Cinq priorités pour sortir de l’impasse
Dans un appel structuré autour de cinq impératifs, Clever Gatete a esquissé les contours d’une réponse africaine concertée :
- Requalifier la dette comme outil de développement : emprunter pour transformer l’économie, non pour financer des dépenses courantes.
- Renforcer la transparence : bâtir des stratégies nationales robustes de gestion de la dette, intégrant toutes les obligations, y compris celles des entreprises publiques.
- Réformer l’architecture financière mondiale : rendre le cadre commun du G20 plus inclusif, plus rapide et plus équitable, et promouvoir une agence africaine de notation.
- Développer les financements innovants : obligations vertes, bleues, et conversions de dette en investissements climatiques, à l’image de Cabo Verde, du Maroc ou des Seychelles.
- Mobiliser les ressources domestiques : combattre les flux financiers illicites (estimés à 88 milliards de dollars par an), élargir l’assiette fiscale et numériser les régies financières.
Une souveraineté budgétaire à reconquérir
Dans son intervention, M. Gatete a également souligné la nécessité d’exploiter pleinement les opportunités offertes par la ZLECAf, qui, avec un marché intégré de 1,5 milliard d’habitants, peut accroître les recettes, soutenir l’industrialisation et réduire la dépendance à l’endettement extérieur.

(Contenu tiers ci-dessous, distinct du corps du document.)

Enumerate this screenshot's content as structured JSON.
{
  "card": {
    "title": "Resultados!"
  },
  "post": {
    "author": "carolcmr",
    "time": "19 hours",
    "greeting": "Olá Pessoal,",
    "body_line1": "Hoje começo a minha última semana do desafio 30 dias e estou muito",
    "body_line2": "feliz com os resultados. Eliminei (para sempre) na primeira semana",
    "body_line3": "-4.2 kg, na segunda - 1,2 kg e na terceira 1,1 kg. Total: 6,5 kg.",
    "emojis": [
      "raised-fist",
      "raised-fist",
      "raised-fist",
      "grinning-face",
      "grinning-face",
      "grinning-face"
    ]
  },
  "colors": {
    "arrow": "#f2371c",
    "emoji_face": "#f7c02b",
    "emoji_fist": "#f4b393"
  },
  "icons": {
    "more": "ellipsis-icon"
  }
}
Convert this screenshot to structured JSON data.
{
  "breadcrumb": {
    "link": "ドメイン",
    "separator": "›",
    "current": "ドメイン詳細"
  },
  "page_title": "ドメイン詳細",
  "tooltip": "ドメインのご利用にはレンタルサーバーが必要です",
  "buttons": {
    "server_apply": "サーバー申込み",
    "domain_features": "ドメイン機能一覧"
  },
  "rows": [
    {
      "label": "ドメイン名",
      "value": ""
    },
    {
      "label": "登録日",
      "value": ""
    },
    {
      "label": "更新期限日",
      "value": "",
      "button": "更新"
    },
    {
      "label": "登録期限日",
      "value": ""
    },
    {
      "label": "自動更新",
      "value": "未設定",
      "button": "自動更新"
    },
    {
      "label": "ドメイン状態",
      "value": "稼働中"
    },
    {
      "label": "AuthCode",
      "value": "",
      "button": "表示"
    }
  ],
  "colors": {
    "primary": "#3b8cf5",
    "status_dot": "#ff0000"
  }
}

L’Afrique doit reprendre la main sur sa trajectoire financière, a-t-il martelé, en appelant à institutionnaliser une plateforme panafricaine dédiée à la dette, avec le soutien technique de la CEA.
Conclusion
En filigrane de cette conférence historique, une conviction s’est imposée : l’Afrique ne peut plus se permettre d’attendre des solutions extérieures. Le continent doit désormais redéfinir sa relation à la dette – non comme un fardeau subi, mais comme un instrument stratégique au service d’un développement inclusif, durable et souverain.